Послышались шаги. Появилась фигура юноши в легкой светлой одежде. Тот самый отрок, что встретил его при воскресении.
– Ангел, – слабым голосом отозвался Василий.
– Меня звать Коля, – сказал парень.
– Коля, – повторил воскресший. – Николай. Есть такое ангельское имя. Где я?
– Это наш планетарий. Мы называем его Храм Красоты.
– Храм? – радостно воскликнул Василий, поднимаясь на локте. – Божий храм?
– Храм Красоты, – мягко поправил Коля, улыбаясь. – Тут мы изучаем звездное небо, собираемся для пения, экспонируем картины, слушаем музыкантов, учителей. Да вы обо всем узнаете…
– Не пойму, отрок, о чем молвишь, – неспокойно отозвался Василий, оглядываясь. – Храм Красоты… А где же Агнец? Где Жених?
– Агнец? – задумчиво переспросил Коля. – Не понял. Это Храм Красоты – понимаете?
Вот посмотрите – скульптурная группа. Посредине женщина, поднимающая факел, это символ Великой Матери – матери человека, матери-Отчизны, матери-Земли. А вокруг нее – дети, то есть люди, идущие выше и выше. Они передают друг другу эстафету разума, огонь знания. Понимаете?
– Странное глаголешь, ангел Божий, – сказал Василий. – Помоги мне встать.
Коля бросился к нему, помог подняться с кушетки. Воскресший еще раз в смятении взглянул на купол планетария, на гигантское панно с фигурами космонавтов, ученых, на белые колонны, многоцветные окна с витражами, сквозь которые проникали радужные солнечные лучи. Прислушался к затихающей мелодии.
– А где же… хоры ангельские? Те, что поют? – шепотом спросил Василий.

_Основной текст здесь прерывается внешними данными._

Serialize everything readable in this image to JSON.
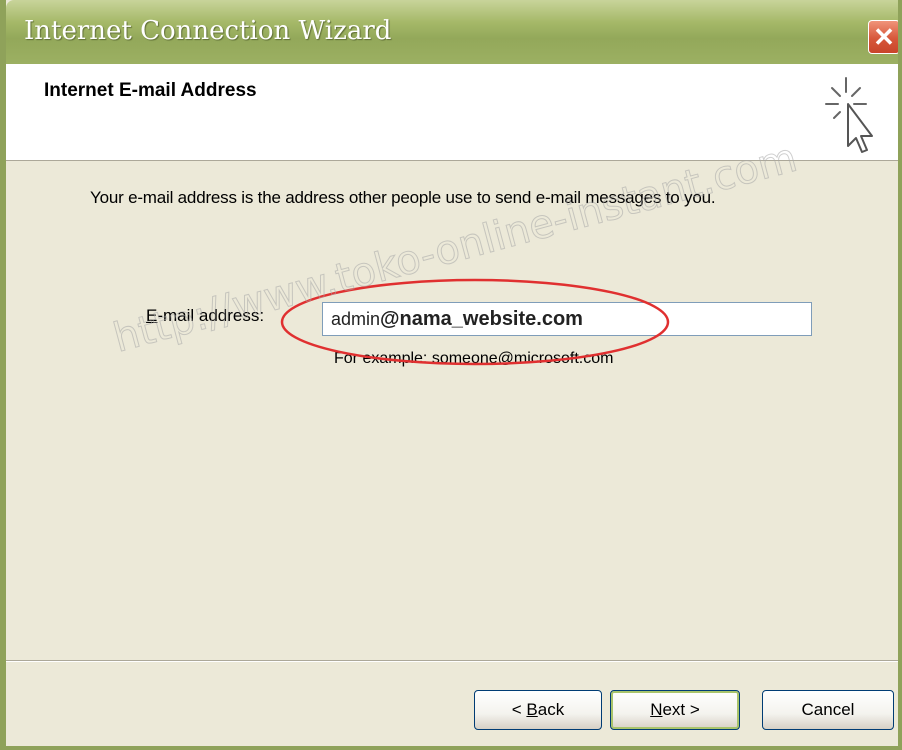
{
  "window": {
    "title": "Internet Connection Wizard",
    "close_glyph": "✕"
  },
  "header": {
    "title": "Internet E-mail Address",
    "icon": "wizard-cursor-sparkle-icon"
  },
  "main": {
    "description": "Your e-mail address is the address other people use to send e-mail messages to you.",
    "email_label_mnemonic": "E",
    "email_label_rest": "-mail address:",
    "email_value_user": "admin",
    "email_value_at": "@",
    "email_value_domain": "nama_website.com",
    "example": "For example: someone@microsoft.com"
  },
  "buttons": {
    "back_prefix": "< ",
    "back_mnemonic": "B",
    "back_rest": "ack",
    "next_mnemonic": "N",
    "next_rest": "ext >",
    "cancel": "Cancel"
  },
  "watermark": {
    "text": "http://www.toko-online-instant.com"
  },
  "colors": {
    "titlebar": "#9cb062",
    "close_button": "#d7573a",
    "highlight_ellipse": "#e03030",
    "dialog_background": "#ece9d8"
  }
}
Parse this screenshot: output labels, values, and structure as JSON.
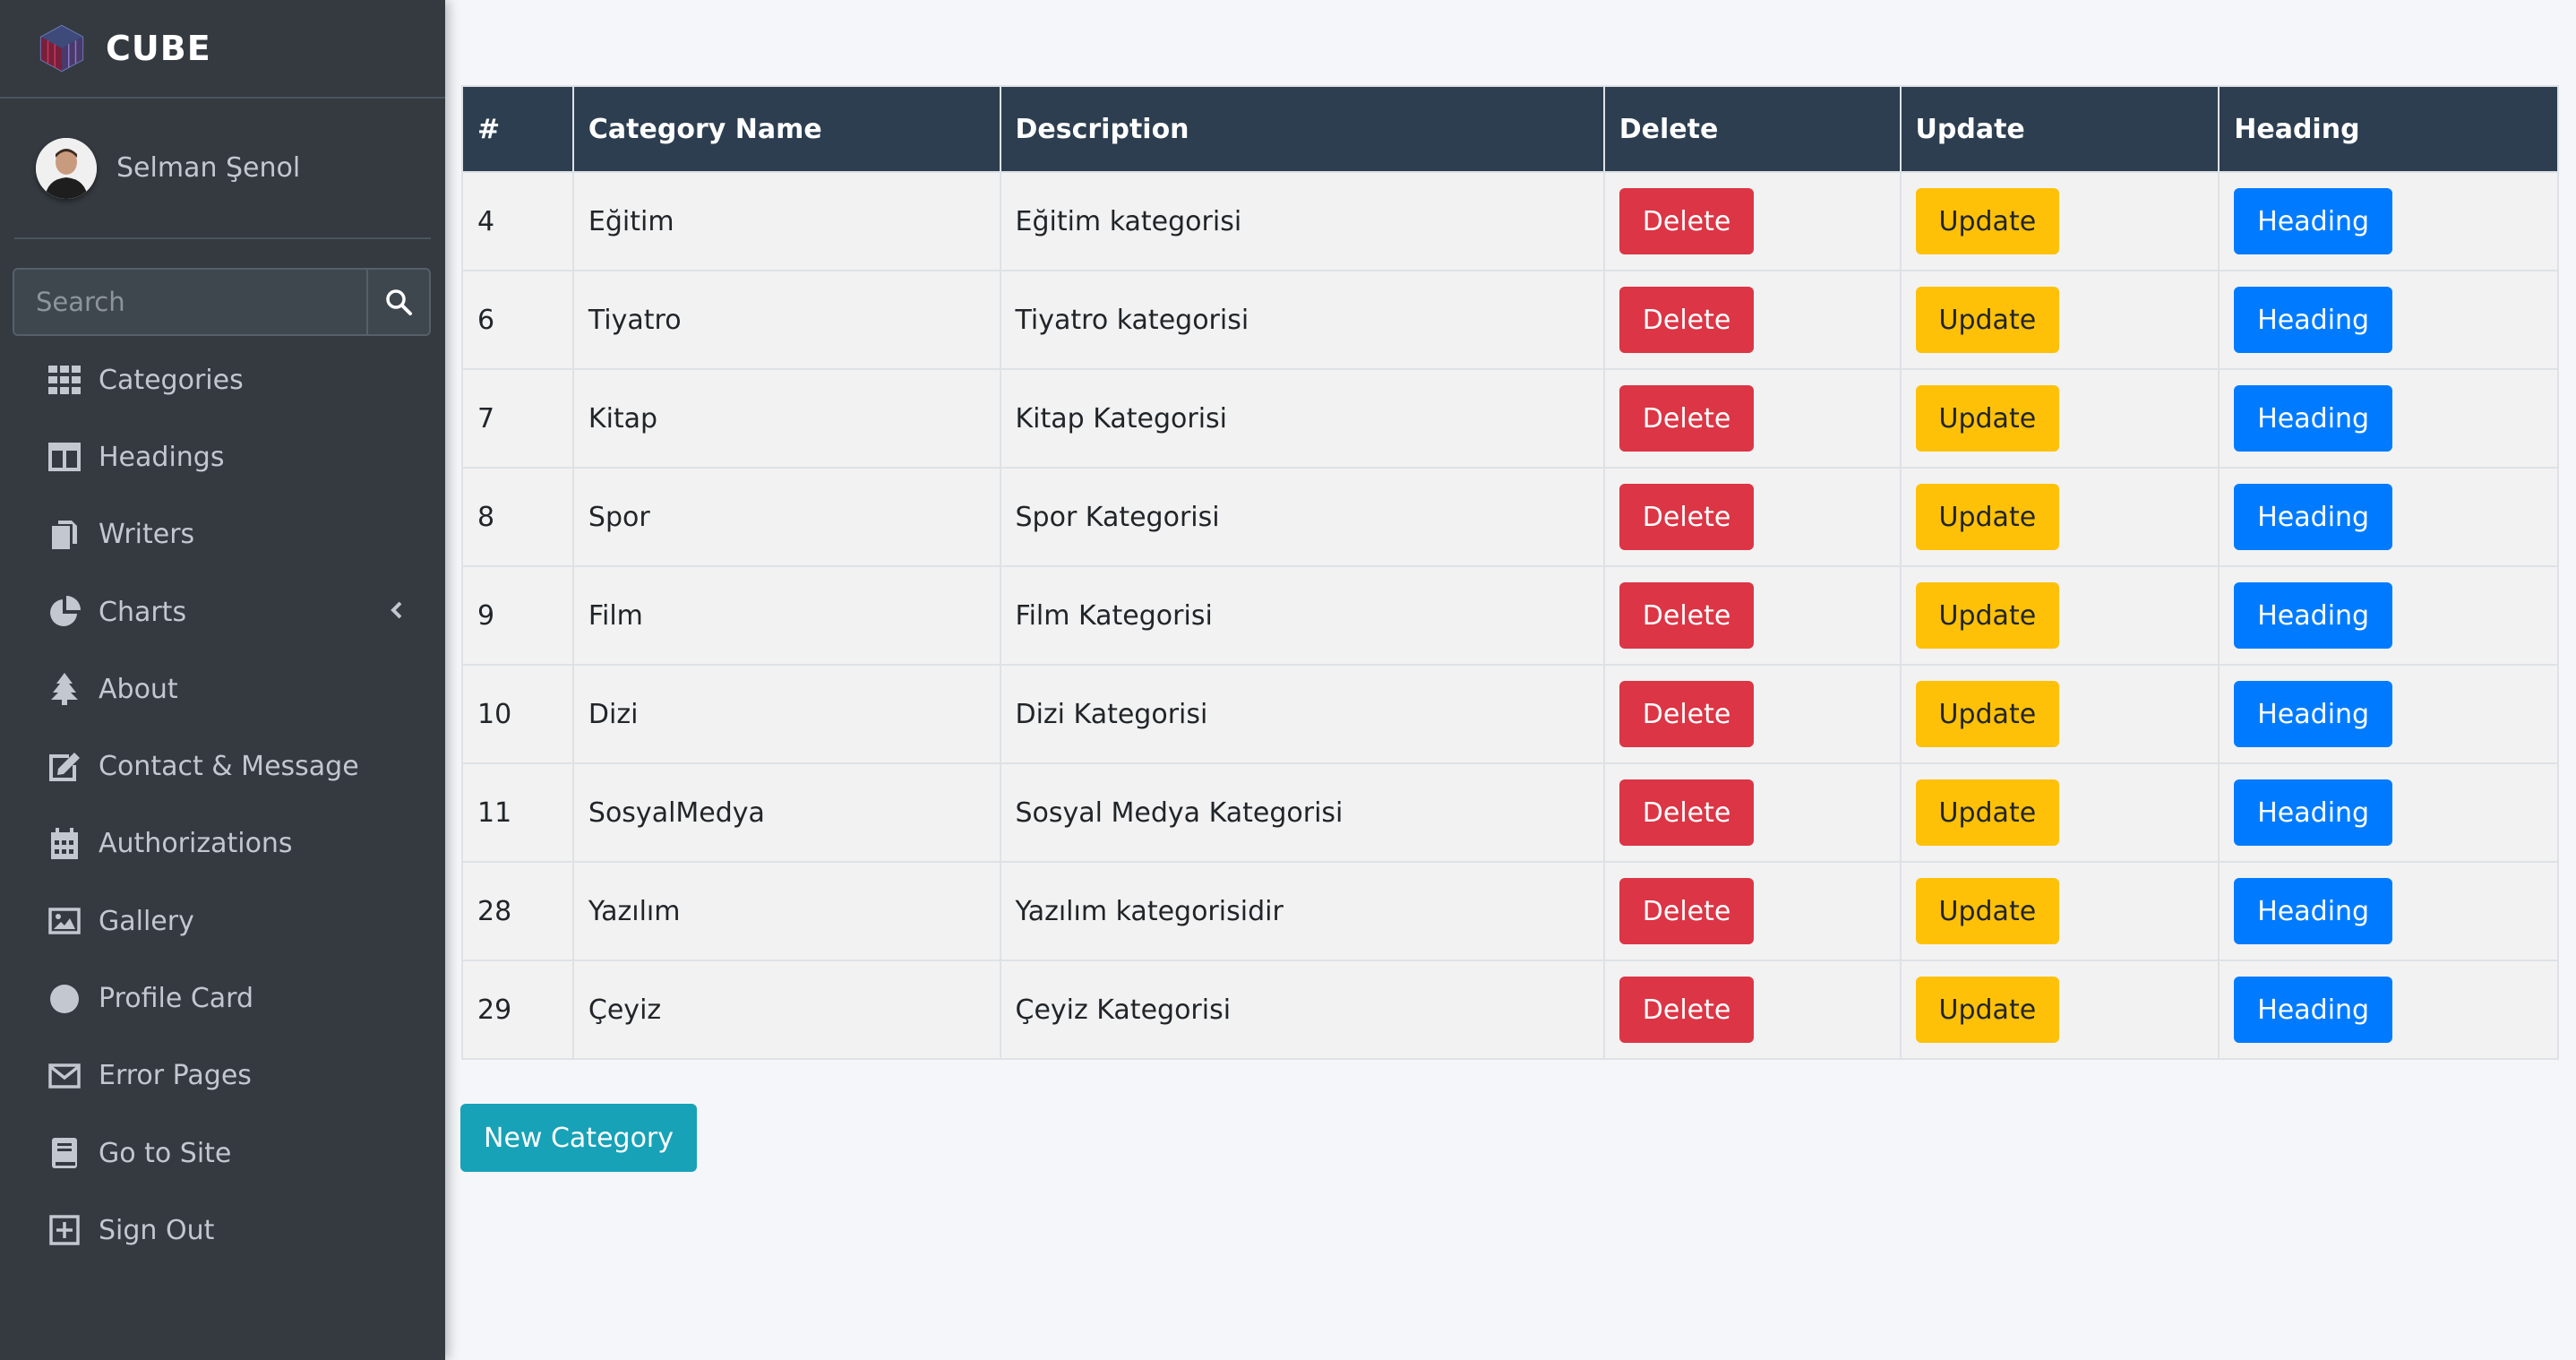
{
  "brand": {
    "name": "CUBE"
  },
  "user": {
    "name": "Selman Şenol"
  },
  "search": {
    "placeholder": "Search"
  },
  "sidebar": {
    "items": [
      {
        "label": "Categories",
        "icon": "grid-icon"
      },
      {
        "label": "Headings",
        "icon": "columns-icon"
      },
      {
        "label": "Writers",
        "icon": "copy-icon"
      },
      {
        "label": "Charts",
        "icon": "pie-chart-icon",
        "has_arrow": true
      },
      {
        "label": "About",
        "icon": "tree-icon"
      },
      {
        "label": "Contact & Message",
        "icon": "edit-icon"
      },
      {
        "label": "Authorizations",
        "icon": "calendar-icon"
      },
      {
        "label": "Gallery",
        "icon": "image-icon"
      },
      {
        "label": "Profile Card",
        "icon": "circle-icon"
      },
      {
        "label": "Error Pages",
        "icon": "envelope-icon"
      },
      {
        "label": "Go to Site",
        "icon": "book-icon"
      },
      {
        "label": "Sign Out",
        "icon": "plus-square-icon"
      }
    ]
  },
  "table": {
    "headers": [
      "#",
      "Category Name",
      "Description",
      "Delete",
      "Update",
      "Heading"
    ],
    "rows": [
      {
        "id": "4",
        "name": "Eğitim",
        "description": "Eğitim kategorisi"
      },
      {
        "id": "6",
        "name": "Tiyatro",
        "description": "Tiyatro kategorisi"
      },
      {
        "id": "7",
        "name": "Kitap",
        "description": "Kitap Kategorisi"
      },
      {
        "id": "8",
        "name": "Spor",
        "description": "Spor Kategorisi"
      },
      {
        "id": "9",
        "name": "Film",
        "description": "Film Kategorisi"
      },
      {
        "id": "10",
        "name": "Dizi",
        "description": "Dizi Kategorisi"
      },
      {
        "id": "11",
        "name": "SosyalMedya",
        "description": "Sosyal Medya Kategorisi"
      },
      {
        "id": "28",
        "name": "Yazılım",
        "description": "Yazılım kategorisidir"
      },
      {
        "id": "29",
        "name": "Çeyiz",
        "description": "Çeyiz Kategorisi"
      }
    ],
    "delete_label": "Delete",
    "update_label": "Update",
    "heading_label": "Heading"
  },
  "actions": {
    "new_category_label": "New Category"
  },
  "colors": {
    "sidebar_bg": "#343a40",
    "header_bg": "#2c3e50",
    "danger": "#dc3545",
    "warning": "#ffc107",
    "primary": "#007bff",
    "info": "#17a2b8"
  }
}
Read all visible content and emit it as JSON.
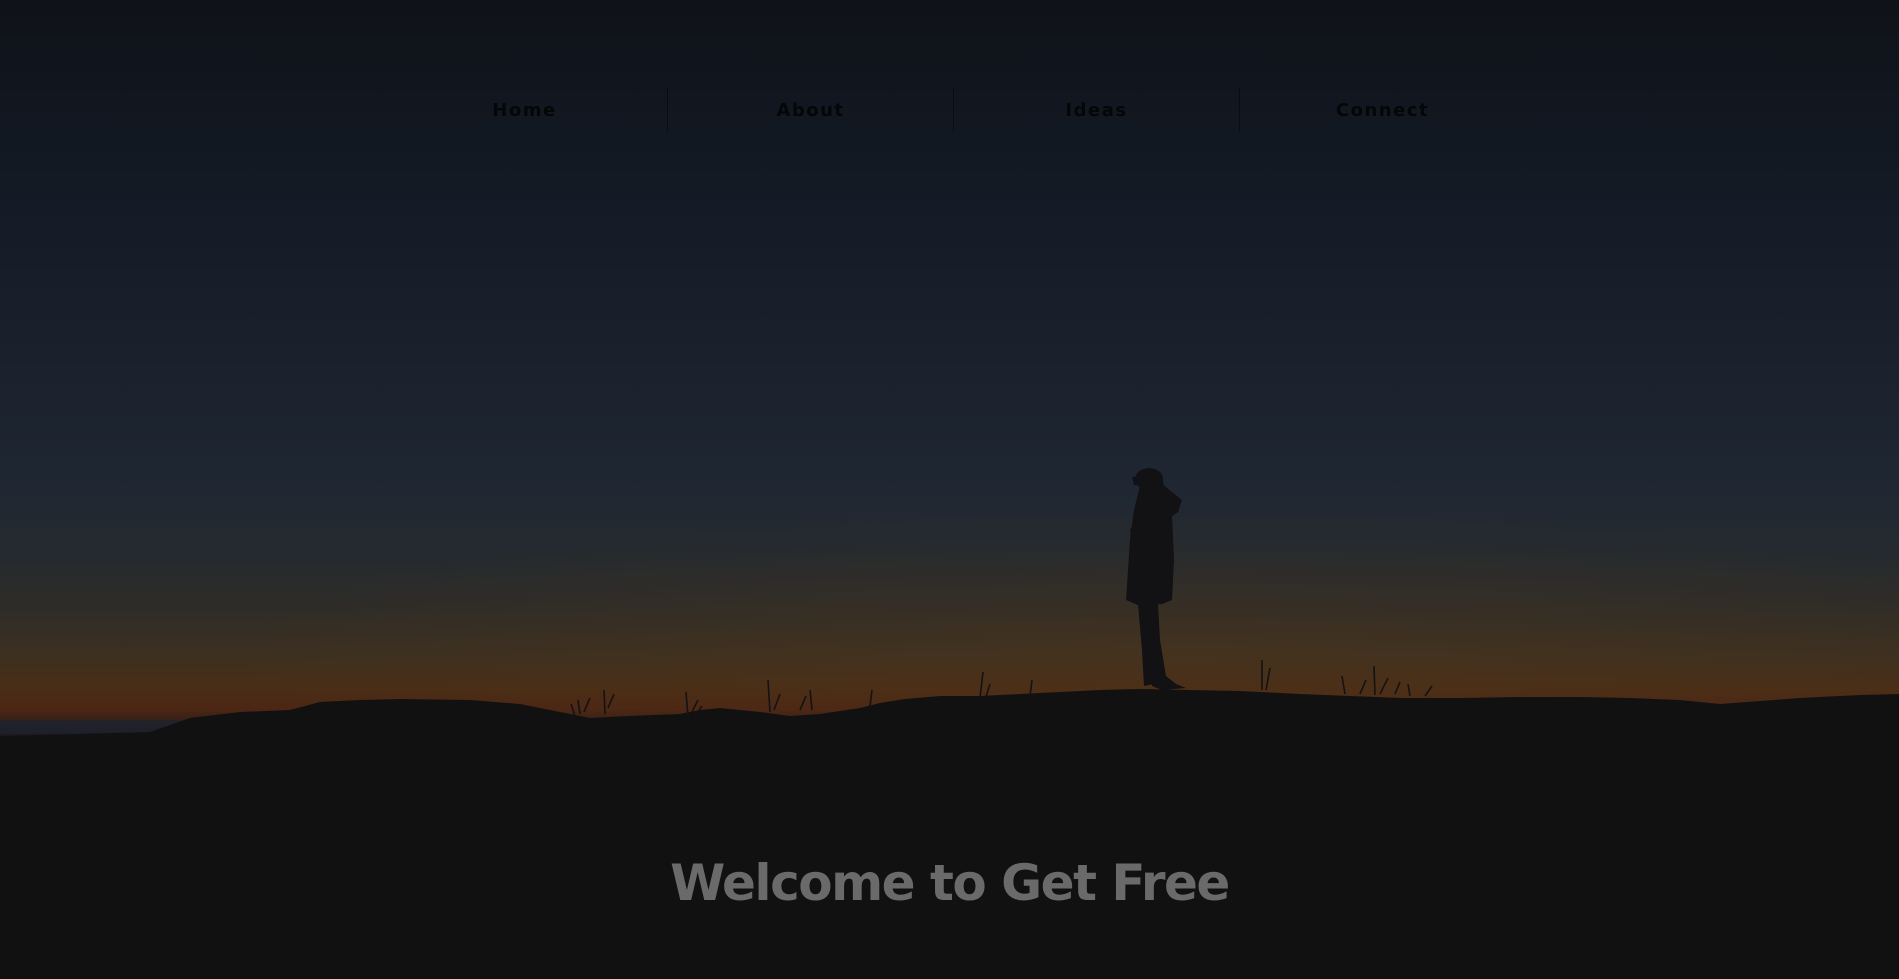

– Их нет. Это магнитная запись.
– Незримый хор? А где же Бог? Веди меня, отрок, к Господу!
– Бог? – удивился парень. – Вы верите в бога?
– А как же! – ужаснулся Василий. – Разве ты не ведаешь Бога?
– Не видел, – искренне сознался Коля.
– Свят, свят, свят, – прошептал воскресший, судорожно крестясь. – Сатанинское наваждение! Неужели я попал в ад? Так нет же. Красота вокруг, благолепие. Ты смеешься, отрок? Может быть, ты бес? Нет, рогов не видать. И копыт нет.
Беленький, глаза синие, ясные. Одежды чистые. На беса не похож…
– Вас тяжело понять, – смущенно сказал Коля. – Дело в том, что вы… ну, из другой эпохи. Терминология у нас разная…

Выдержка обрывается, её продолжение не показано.